The DebugSettings.IsOverdrawHeatMapEnabled property helps you determine where and when an app draws objects on top of one another. It’s not uncommon to find objects being drawn that you may not have known were even in the scene!

Cache static content

You might create a conceptually discrete element by using many overlapping subshapes. The framework redraws each place that the elements overlap. You can eliminate this by setting CacheMode to BitmapCache on the UIElement that contains the entire conceptual element. Doing so allows the framework to render the element to a bitmap once and then use that bitmap instead of rerendering the subobjects every frame.

Suppose that you create a logo that looks like a three circle Venn diagram. You can create this object quickly with some simple XAML.


<Canvas Background="White">
    <Ellipse Height="40" Width="40" Fill="Blue"/>
    <Ellipse Canvas.Left="21" Height="40" Width="40" Fill="Blue"/>
    <Ellipse Canvas.Top="13" Canvas.Left="10" Height="40" Width="40" Fill="Blue"/>
</Canvas>


Venn diagram with three solid circles

It’s clear that the subelements of the logo overlap. Every time the graphics hardware draws this, it spends time filling the pixels for each circle. The next image shows the overdrawn areas. Darker red indicates higher amounts of overdraw.

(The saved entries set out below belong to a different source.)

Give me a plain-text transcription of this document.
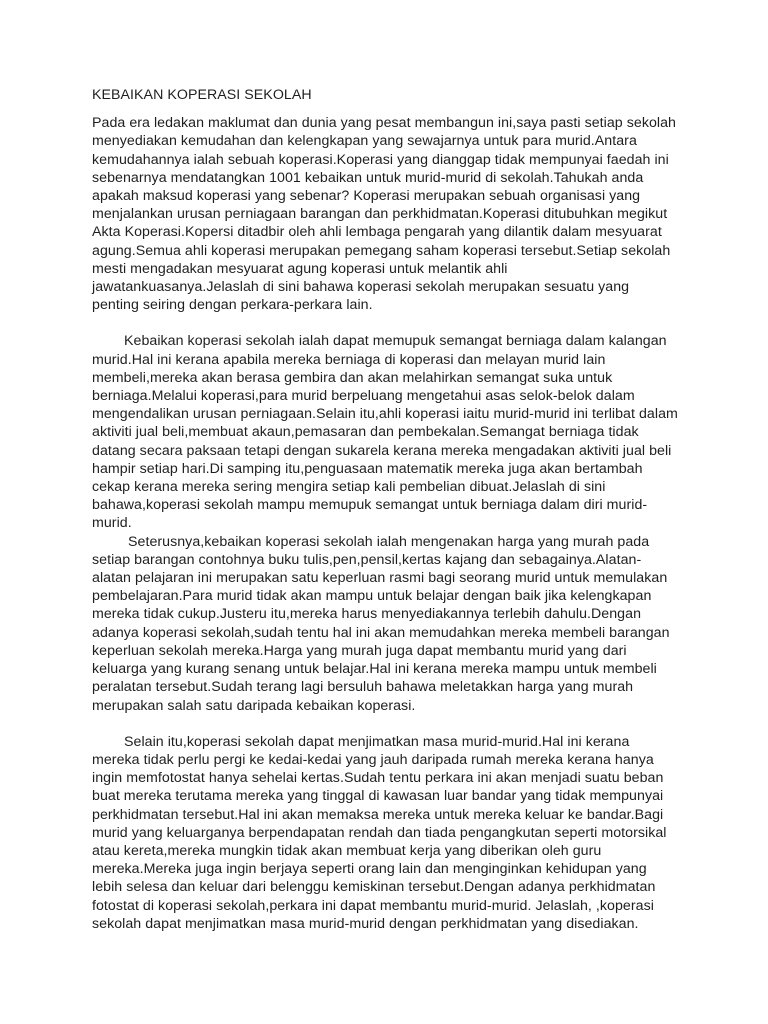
KEBAIKAN KOPERASI SEKOLAH

Pada era ledakan maklumat dan dunia yang pesat membangun ini,saya pasti setiap sekolah menyediakan kemudahan dan kelengkapan yang sewajarnya untuk para murid.Antara kemudahannya ialah sebuah koperasi.Koperasi yang dianggap tidak mempunyai faedah ini sebenarnya mendatangkan 1001 kebaikan untuk murid-murid di sekolah.Tahukah anda apakah maksud koperasi yang sebenar? Koperasi merupakan sebuah organisasi yang menjalankan urusan perniagaan barangan dan perkhidmatan.Koperasi ditubuhkan megikut Akta Koperasi.Kopersi ditadbir oleh ahli lembaga pengarah yang dilantik dalam mesyuarat agung.Semua ahli koperasi merupakan pemegang saham koperasi tersebut.Setiap sekolah mesti mengadakan mesyuarat agung koperasi untuk melantik ahli jawatankuasanya.Jelaslah di sini bahawa koperasi sekolah merupakan sesuatu yang penting seiring dengan perkara-perkara lain.

Kebaikan koperasi sekolah ialah dapat memupuk semangat berniaga dalam kalangan murid.Hal ini kerana apabila mereka berniaga di koperasi dan melayan murid lain membeli,mereka akan berasa gembira dan akan melahirkan semangat suka untuk berniaga.Melalui koperasi,para murid berpeluang mengetahui asas selok-belok dalam mengendalikan urusan perniagaan.Selain itu,ahli koperasi iaitu murid-murid ini terlibat dalam aktiviti jual beli,membuat akaun,pemasaran dan pembekalan.Semangat berniaga tidak datang secara paksaan tetapi dengan sukarela kerana mereka mengadakan aktiviti jual beli hampir setiap hari.Di samping itu,penguasaan matematik mereka juga akan bertambah cekap kerana mereka sering mengira setiap kali pembelian dibuat.Jelaslah di sini bahawa,koperasi sekolah mampu memupuk semangat untuk berniaga dalam diri murid-murid.

Seterusnya,kebaikan koperasi sekolah ialah mengenakan harga yang murah pada setiap barangan contohnya buku tulis,pen,pensil,kertas kajang dan sebagainya.Alatan-alatan pelajaran ini merupakan satu keperluan rasmi bagi seorang murid untuk memulakan pembelajaran.Para murid tidak akan mampu untuk belajar dengan baik jika kelengkapan mereka tidak cukup.Justeru itu,mereka harus menyediakannya terlebih dahulu.Dengan adanya koperasi sekolah,sudah tentu hal ini akan memudahkan mereka membeli barangan keperluan sekolah mereka.Harga yang murah juga dapat membantu murid yang dari keluarga yang kurang senang untuk belajar.Hal ini kerana mereka mampu untuk membeli peralatan tersebut.Sudah terang lagi bersuluh bahawa meletakkan harga yang murah merupakan salah satu daripada kebaikan koperasi.

Selain itu,koperasi sekolah dapat menjimatkan masa murid-murid.Hal ini kerana mereka tidak perlu pergi ke kedai-kedai yang jauh daripada rumah mereka kerana hanya ingin memfotostat hanya sehelai kertas.Sudah tentu perkara ini akan menjadi suatu beban buat mereka terutama mereka yang tinggal di kawasan luar bandar yang tidak mempunyai perkhidmatan tersebut.Hal ini akan memaksa mereka untuk mereka keluar ke bandar.Bagi murid yang keluarganya berpendapatan rendah dan tiada pengangkutan seperti motorsikal atau kereta,mereka mungkin tidak akan membuat kerja yang diberikan oleh guru mereka.Mereka juga ingin berjaya seperti orang lain dan menginginkan kehidupan yang lebih selesa dan keluar dari belenggu kemiskinan tersebut.Dengan adanya perkhidmatan fotostat di koperasi sekolah,perkara ini dapat membantu murid-murid. Jelaslah, ,koperasi sekolah dapat menjimatkan masa murid-murid dengan perkhidmatan yang disediakan.
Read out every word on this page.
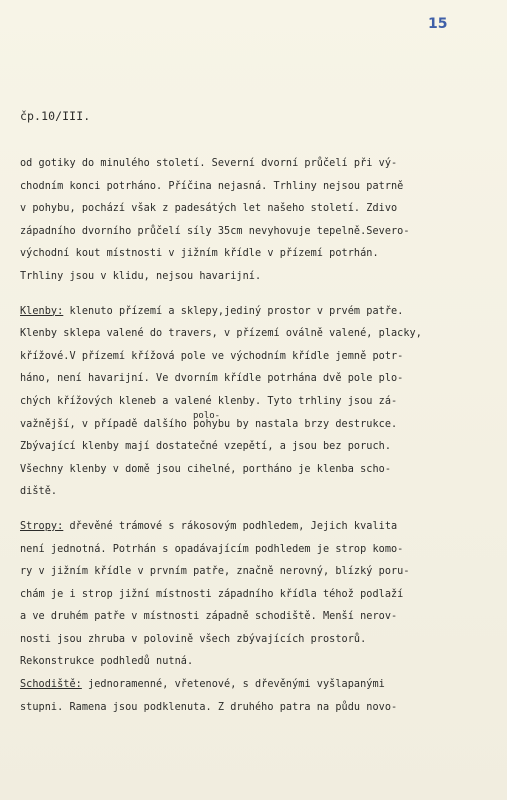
15
čp.10/III.
polo-
od gotiky do minulého století. Severní dvorní průčelí při vý-
chodním konci potrháno. Příčina nejasná. Trhliny nejsou patrně
v pohybu, pochází však z padesátých let našeho století. Zdivo
západního dvorního průčelí síly 35cm nevyhovuje tepelně.Severo-
východní kout místnosti v jižním křídle v přízemí potrhán.
Trhliny jsou v klidu, nejsou havarijní.
Klenby: klenuto přízemí a sklepy,jediný prostor v prvém patře.
Klenby sklepa valené do travers, v přízemí oválně valené, placky,
křížové.V přízemí křížová pole ve východním křídle jemně potr-
háno, není havarijní. Ve dvorním křídle potrhána dvě pole plo-
chých křížových kleneb a valené klenby. Tyto trhliny jsou zá-
važnější, v případě dalšího pohybu by nastala brzy destrukce.
Zbývající klenby mají dostatečné vzepětí, a jsou bez poruch.
Všechny klenby v domě jsou cihelné, portháno je klenba scho-
diště.
Stropy: dřevěné trámové s rákosovým podhledem, Jejich kvalita
není jednotná. Potrhán s opadávajícím podhledem je strop komo-
ry v jižním křídle v prvním patře, značně nerovný, blízký poru-
chám je i strop jižní místnosti západního křídla téhož podlaží
a ve druhém patře v místnosti západně schodiště. Menší nerov-
nosti jsou zhruba v polovině všech zbývajících prostorů.
Rekonstrukce podhledů nutná.
Schodiště: jednoramenné, vřetenové, s dřevěnými vyšlapanými
stupni. Ramena jsou podklenuta. Z druhého patra na půdu novo-
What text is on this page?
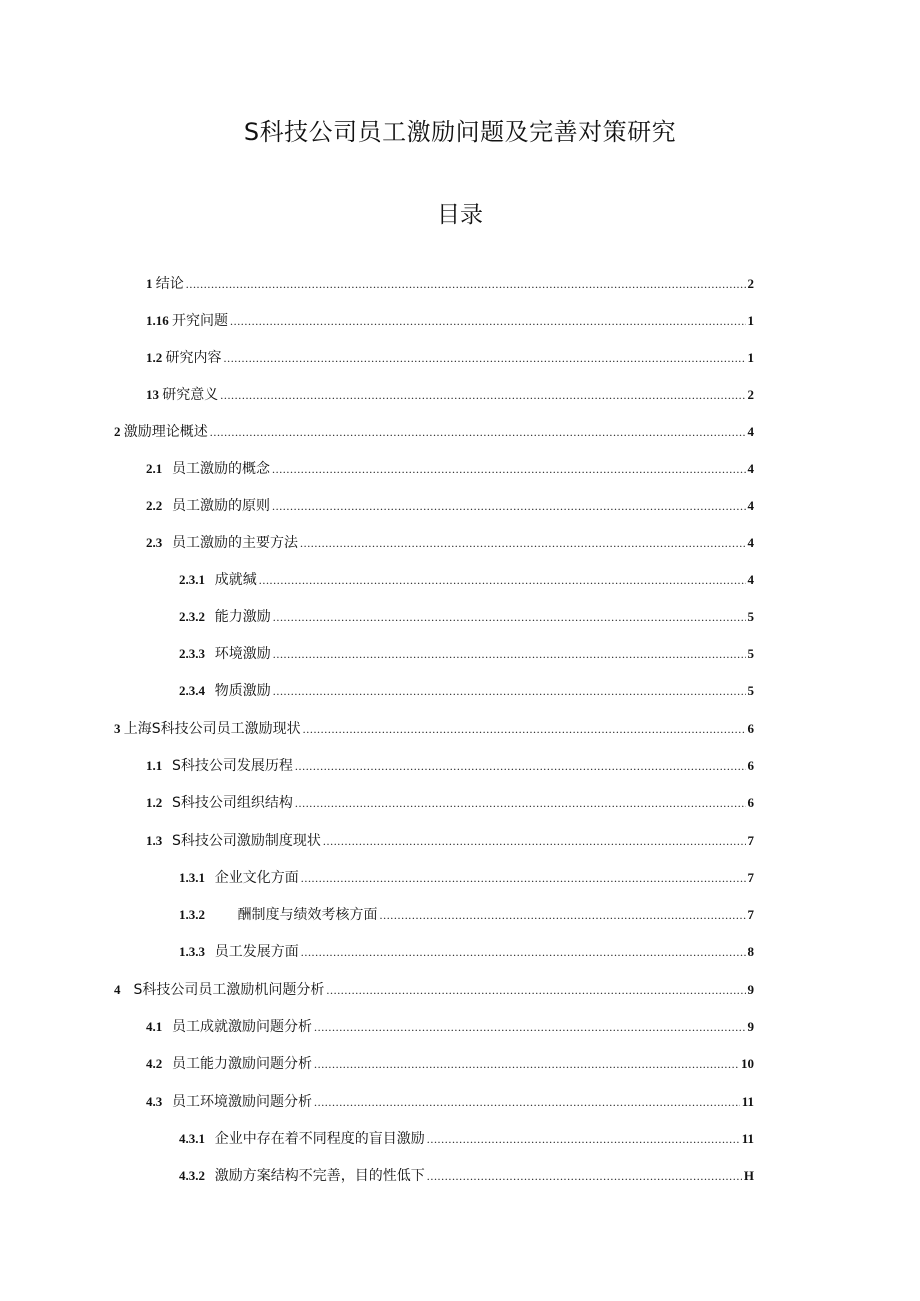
S科技公司员工激励问题及完善对策研究
目录
1 结论 .....	2
1.16 开究问题 .....	1
1.2 研究内容 .....	1
13 研究意义 .....	2
2 激励理论概述 .....	4
2.1 员工激励的概念 .....	4
2.2 员工激励的原则 .....	4
2.3 员工激励的主要方法 .....	4
2.3.1 成就缄 .....	4
2.3.2 能力激励 .....	5
2.3.3 环境激励 .....	5
2.3.4 物质激励 .....	5
3 上海S科技公司员工激励现状 .....	6
1.1 S科技公司发展历程 .....	6
1.2 S科技公司组织结构 .....	6
1.3 S科技公司激励制度现状 .....	7
1.3.1 企业文化方面 .....	7
1.3.2 酬制度与绩效考核方面 .....	7
1.3.3 员工发展方面 .....	8
4 S科技公司员工激励机问题分析 .....	9
4.1 员工成就激励问题分析 .....	9
4.2 员工能力激励问题分析 .....	10
4.3 员工环境激励问题分析 .....	11
4.3.1 企业中存在着不同程度的盲目激励 .....	11
4.3.2 激励方案结构不完善，目的性低下 .....	H
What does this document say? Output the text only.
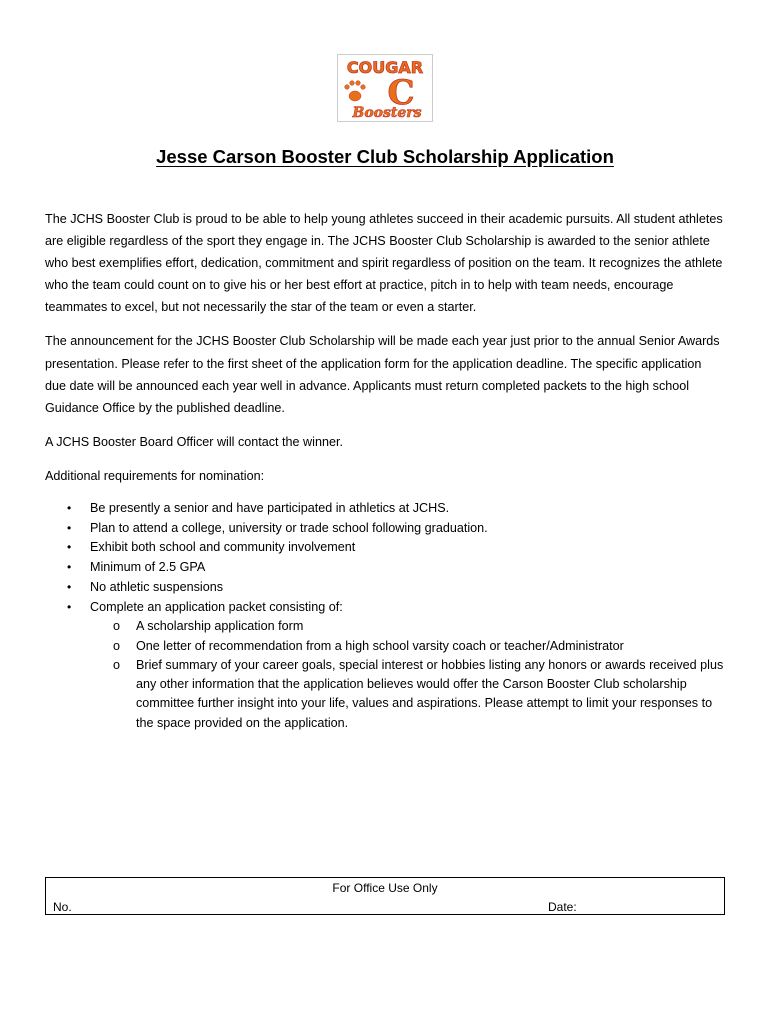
COUGAR
C
Boosters
Jesse Carson Booster Club Scholarship Application

The JCHS Booster Club is proud to be able to help young athletes succeed in their academic pursuits. All student athletes are eligible regardless of the sport they engage in. The JCHS Booster Club Scholarship is awarded to the senior athlete who best exemplifies effort, dedication, commitment and spirit regardless of position on the team. It recognizes the athlete who the team could count on to give his or her best effort at practice, pitch in to help with team needs, encourage teammates to excel, but not necessarily the star of the team or even a starter.

The announcement for the JCHS Booster Club Scholarship will be made each year just prior to the annual Senior Awards presentation. Please refer to the first sheet of the application form for the application deadline. The specific application due date will be announced each year well in advance. Applicants must return completed packets to the high school Guidance Office by the published deadline.

A JCHS Booster Board Officer will contact the winner.

Additional requirements for nomination:

• Be presently a senior and have participated in athletics at JCHS.
• Plan to attend a college, university or trade school following graduation.
• Exhibit both school and community involvement
• Minimum of 2.5 GPA
• No athletic suspensions
• Complete an application packet consisting of:
o A scholarship application form
o One letter of recommendation from a high school varsity coach or teacher/Administrator
o Brief summary of your career goals, special interest or hobbies listing any honors or awards received plus any other information that the application believes would offer the Carson Booster Club scholarship committee further insight into your life, values and aspirations. Please attempt to limit your responses to the space provided on the application.
For Office Use Only
No.	Date:
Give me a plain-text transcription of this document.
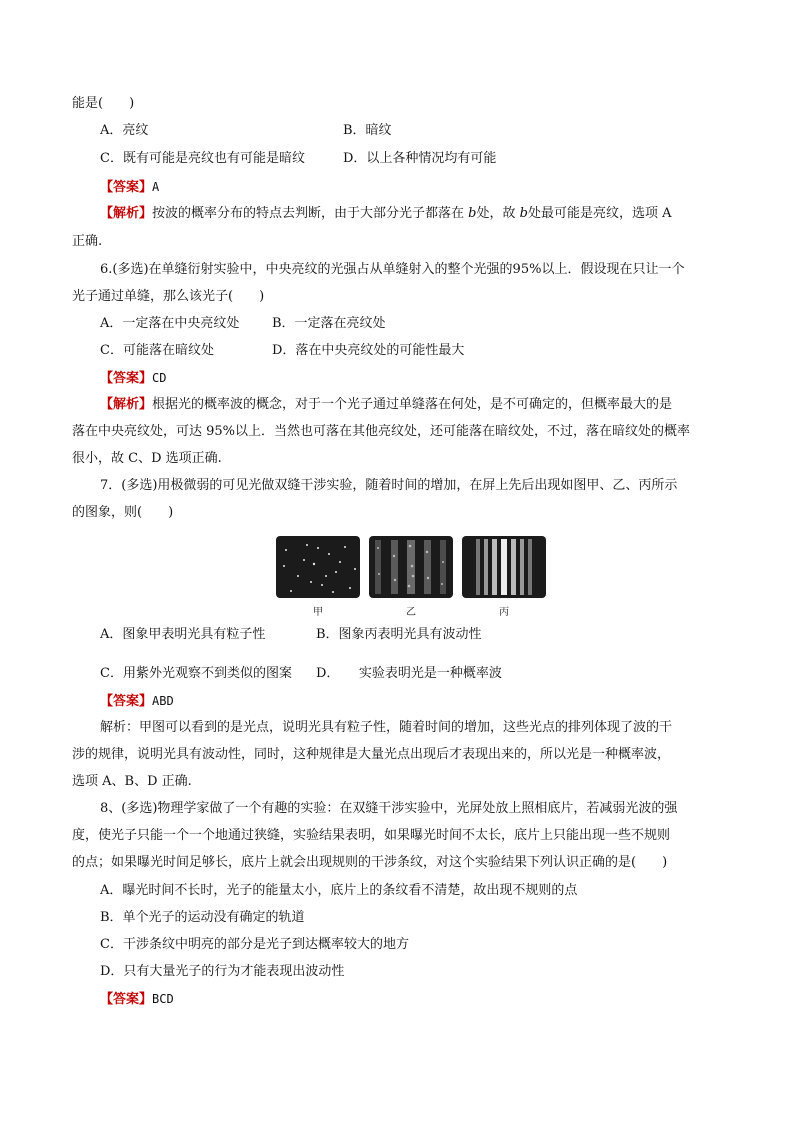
能是(　　)
A．亮纹	B．暗纹
C．既有可能是亮纹也有可能是暗纹	D．以上各种情况均有可能
【答案】A
【解析】按波的概率分布的特点去判断，由于大部分光子都落在 b处，故 b处最可能是亮纹，选项 A
正确.
6.(多选)在单缝衍射实验中，中央亮纹的光强占从单缝射入的整个光强的95%以上．假设现在只让一个
光子通过单缝，那么该光子(　　)
A．一定落在中央亮纹处	B．一定落在亮纹处
C．可能落在暗纹处	D．落在中央亮纹处的可能性最大
【答案】CD
【解析】根据光的概率波的概念，对于一个光子通过单缝落在何处，是不可确定的，但概率最大的是
落在中央亮纹处，可达 95%以上．当然也可落在其他亮纹处，还可能落在暗纹处，不过，落在暗纹处的概率
很小，故 C、D 选项正确.
7．(多选)用极微弱的可见光做双缝干涉实验，随着时间的增加，在屏上先后出现如图甲、乙、丙所示
的图象，则(　　)
甲	乙	丙
A．图象甲表明光具有粒子性	B．图象丙表明光具有波动性
C．用紫外光观察不到类似的图案 D．　　实验表明光是一种概率波
【答案】ABD
解析：甲图可以看到的是光点，说明光具有粒子性，随着时间的增加，这些光点的排列体现了波的干
涉的规律，说明光具有波动性，同时，这种规律是大量光点出现后才表现出来的，所以光是一种概率波，
选项 A、B、D 正确.
8、(多选)物理学家做了一个有趣的实验：在双缝干涉实验中，光屏处放上照相底片，若减弱光波的强
度，使光子只能一个一个地通过狭缝，实验结果表明，如果曝光时间不太长，底片上只能出现一些不规则
的点；如果曝光时间足够长，底片上就会出现规则的干涉条纹，对这个实验结果下列认识正确的是(　　)
A．曝光时间不长时，光子的能量太小，底片上的条纹看不清楚，故出现不规则的点
B．单个光子的运动没有确定的轨道
C．干涉条纹中明亮的部分是光子到达概率较大的地方
D．只有大量光子的行为才能表现出波动性
【答案】BCD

Venn diagram that shows overlapping areas

Because the logo is one complete object that always looks the same, you can eliminate the extra overdraw by setting the CacheMode property on the parent UIElement. In this example the app creates the element once, caches it, and then uses the cached version instead of drawing each circle every time it redraws the logo.


<Canvas Background="White" CacheMode="BitmapCache">
    <Ellipse Height="40" Width="40" Fill="Blue"/>
    <Ellipse Canvas.Left="21" Height="40" Width="40" Fill="Blue"/>
    <Ellipse Canvas.Top="13" Canvas.Left="10" Height="40" Width="40" Fill="Blue"/>
</Canvas>


Don't use this technique if any of the subshapes animate, because every time one of these elements changes, the bitmap cache needs to be regenerated.